I started this effort by setting up CyclingArmenia.com, and by pestering Cass and Logan from Bikepacking.com to come and ride here (which Cass did in 2017 and Logan and his partner did last year). Now it’s time to shine the spotlight on what a journey along the route looks and feels like. Because this is a place with endless overlooked potential. Armenia deserves to be better known – and hopefully the story of this challenge will help it become so.

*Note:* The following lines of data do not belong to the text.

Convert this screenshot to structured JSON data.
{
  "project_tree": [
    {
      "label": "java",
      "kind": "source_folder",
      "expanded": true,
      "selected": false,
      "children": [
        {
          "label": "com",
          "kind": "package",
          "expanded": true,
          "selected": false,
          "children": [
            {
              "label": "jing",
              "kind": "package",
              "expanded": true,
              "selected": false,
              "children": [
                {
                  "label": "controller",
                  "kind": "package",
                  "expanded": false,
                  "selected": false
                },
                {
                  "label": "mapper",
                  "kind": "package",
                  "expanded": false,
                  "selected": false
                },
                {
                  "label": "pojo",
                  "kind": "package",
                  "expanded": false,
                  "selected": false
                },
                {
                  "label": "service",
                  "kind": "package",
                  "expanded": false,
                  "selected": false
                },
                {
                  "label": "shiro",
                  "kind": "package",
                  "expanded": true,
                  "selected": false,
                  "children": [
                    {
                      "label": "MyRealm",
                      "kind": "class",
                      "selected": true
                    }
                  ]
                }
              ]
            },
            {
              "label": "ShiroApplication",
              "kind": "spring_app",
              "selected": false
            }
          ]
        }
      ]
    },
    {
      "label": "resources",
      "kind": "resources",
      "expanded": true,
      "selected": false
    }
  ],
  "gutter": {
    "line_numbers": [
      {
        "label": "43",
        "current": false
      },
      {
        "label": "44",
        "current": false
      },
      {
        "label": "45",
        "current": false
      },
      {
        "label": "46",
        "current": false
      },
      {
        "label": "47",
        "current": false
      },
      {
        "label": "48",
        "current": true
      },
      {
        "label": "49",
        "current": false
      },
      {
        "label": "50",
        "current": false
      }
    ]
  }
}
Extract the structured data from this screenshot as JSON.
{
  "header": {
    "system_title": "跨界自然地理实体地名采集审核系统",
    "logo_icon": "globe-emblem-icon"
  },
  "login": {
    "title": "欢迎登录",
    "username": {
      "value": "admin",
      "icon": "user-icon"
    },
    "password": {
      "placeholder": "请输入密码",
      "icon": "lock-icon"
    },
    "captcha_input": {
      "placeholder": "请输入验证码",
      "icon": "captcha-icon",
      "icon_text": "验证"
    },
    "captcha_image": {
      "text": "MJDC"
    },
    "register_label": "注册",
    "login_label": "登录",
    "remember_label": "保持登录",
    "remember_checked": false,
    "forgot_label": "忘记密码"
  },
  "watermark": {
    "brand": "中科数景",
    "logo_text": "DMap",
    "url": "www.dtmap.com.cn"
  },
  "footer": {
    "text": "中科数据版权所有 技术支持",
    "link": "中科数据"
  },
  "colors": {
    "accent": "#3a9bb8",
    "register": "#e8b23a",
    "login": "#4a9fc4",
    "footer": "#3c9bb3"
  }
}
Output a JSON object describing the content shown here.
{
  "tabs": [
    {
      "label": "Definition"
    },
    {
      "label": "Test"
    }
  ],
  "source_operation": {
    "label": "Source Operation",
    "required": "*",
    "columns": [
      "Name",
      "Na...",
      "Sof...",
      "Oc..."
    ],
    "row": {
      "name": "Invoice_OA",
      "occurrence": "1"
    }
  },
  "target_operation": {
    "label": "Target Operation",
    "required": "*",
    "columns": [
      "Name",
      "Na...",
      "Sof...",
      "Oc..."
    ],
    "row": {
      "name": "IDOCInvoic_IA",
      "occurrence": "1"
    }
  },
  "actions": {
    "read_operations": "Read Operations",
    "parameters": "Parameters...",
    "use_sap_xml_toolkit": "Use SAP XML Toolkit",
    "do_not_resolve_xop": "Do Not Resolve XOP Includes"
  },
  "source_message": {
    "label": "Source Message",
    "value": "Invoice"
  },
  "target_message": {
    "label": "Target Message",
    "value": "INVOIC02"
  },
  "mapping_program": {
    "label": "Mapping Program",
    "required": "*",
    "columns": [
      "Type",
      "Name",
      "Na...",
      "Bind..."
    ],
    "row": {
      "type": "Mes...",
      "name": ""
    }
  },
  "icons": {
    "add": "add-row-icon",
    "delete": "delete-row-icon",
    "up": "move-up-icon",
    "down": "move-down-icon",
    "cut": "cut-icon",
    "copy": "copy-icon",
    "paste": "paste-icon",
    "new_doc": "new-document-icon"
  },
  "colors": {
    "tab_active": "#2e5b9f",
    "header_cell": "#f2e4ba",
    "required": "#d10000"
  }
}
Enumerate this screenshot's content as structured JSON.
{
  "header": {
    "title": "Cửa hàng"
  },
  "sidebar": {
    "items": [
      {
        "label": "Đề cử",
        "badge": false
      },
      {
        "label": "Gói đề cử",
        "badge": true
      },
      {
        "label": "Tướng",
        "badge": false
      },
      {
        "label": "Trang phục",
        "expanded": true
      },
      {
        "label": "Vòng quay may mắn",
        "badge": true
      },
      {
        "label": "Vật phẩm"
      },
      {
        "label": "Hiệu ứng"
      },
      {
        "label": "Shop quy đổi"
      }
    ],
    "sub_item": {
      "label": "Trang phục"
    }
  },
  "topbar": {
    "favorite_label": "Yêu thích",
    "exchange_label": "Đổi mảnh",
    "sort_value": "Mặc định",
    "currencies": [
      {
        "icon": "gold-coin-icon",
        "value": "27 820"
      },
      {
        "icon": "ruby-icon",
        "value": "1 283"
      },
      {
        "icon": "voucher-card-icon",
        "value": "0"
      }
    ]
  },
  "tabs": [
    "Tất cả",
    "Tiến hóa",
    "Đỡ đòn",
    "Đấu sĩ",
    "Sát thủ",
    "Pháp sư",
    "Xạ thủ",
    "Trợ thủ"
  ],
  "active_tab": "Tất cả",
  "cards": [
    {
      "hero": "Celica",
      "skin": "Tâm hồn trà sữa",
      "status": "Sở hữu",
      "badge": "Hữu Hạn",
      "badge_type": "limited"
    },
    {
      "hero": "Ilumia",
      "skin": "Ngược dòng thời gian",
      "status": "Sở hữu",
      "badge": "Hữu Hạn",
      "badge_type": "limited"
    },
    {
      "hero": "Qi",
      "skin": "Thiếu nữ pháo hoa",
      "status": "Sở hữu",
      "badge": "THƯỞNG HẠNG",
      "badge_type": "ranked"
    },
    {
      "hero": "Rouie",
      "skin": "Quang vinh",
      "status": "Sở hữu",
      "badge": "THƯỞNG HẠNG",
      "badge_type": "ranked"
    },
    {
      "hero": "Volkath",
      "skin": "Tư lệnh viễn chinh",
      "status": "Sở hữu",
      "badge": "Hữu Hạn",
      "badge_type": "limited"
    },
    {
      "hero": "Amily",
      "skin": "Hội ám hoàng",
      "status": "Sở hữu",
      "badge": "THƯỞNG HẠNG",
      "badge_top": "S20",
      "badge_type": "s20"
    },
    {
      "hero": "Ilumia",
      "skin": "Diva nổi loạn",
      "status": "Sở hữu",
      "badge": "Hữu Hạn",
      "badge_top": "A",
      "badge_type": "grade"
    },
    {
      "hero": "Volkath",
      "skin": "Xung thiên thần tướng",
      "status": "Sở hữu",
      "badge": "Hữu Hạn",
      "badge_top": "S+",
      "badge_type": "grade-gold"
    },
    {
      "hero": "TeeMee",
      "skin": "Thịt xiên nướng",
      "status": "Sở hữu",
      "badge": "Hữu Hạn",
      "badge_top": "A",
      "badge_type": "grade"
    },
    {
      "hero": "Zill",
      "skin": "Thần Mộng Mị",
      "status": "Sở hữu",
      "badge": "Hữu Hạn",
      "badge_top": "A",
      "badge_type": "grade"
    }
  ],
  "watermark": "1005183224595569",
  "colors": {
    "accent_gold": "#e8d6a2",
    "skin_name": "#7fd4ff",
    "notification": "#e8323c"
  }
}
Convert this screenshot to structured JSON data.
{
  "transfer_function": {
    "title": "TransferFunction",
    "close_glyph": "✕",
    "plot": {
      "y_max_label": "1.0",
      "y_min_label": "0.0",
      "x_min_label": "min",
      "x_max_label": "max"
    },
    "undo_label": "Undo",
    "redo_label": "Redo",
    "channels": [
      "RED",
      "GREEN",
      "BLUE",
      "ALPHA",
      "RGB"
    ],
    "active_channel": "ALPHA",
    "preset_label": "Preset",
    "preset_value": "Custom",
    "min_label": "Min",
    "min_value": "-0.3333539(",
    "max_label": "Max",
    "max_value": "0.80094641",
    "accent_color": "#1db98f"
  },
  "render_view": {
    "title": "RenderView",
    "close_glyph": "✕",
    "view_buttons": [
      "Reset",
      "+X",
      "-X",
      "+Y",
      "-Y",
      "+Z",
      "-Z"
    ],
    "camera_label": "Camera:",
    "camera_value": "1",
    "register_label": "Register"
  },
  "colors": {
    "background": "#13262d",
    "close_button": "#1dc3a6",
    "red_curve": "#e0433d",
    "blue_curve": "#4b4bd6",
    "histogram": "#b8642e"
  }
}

Riding for a cause is not something I’ve done before, and I have certainly held some skepticism about the concept in the past.

That’s because I’ve seen too many high-profile rides with a charity tacked on as an afterthought; a kind of guilt-induced justification for dropping out and going cycling somewhere, as if such a justification was needed.

The picture is very different when the charity or cause occupies a central role in the rider’s life.

The Transcaucasian Trail now does so with me. Above all else, beyond any of the expeditions I’ve done, blog posts or books I’ve written, or films I’ve made, it will be the thing I look back on and say: “that’s what I spent my time on Earth bringing into existence”.

Though I’m all for giving credit where it’s due, it doesn’t particularly matter whether anyone remembers my involvement. What does matter is bridging the gap between vision and reality – a gap which in four short years has already diminished by an astonishing amount.

If we reach our fundraising goal of $10,000 (a little over £8,000), we’ll be able to close the gap completely, bringing into existence the first fully waymarked border-to-border trail across Armenia by the end of 2020.

As with all charity appeals, the effectiveness of this campaign will be a cumulative one. Though it may sound trite, it really is true that no donation is too small.

So please give what you can – and know that you’re helping make a positive change in the world.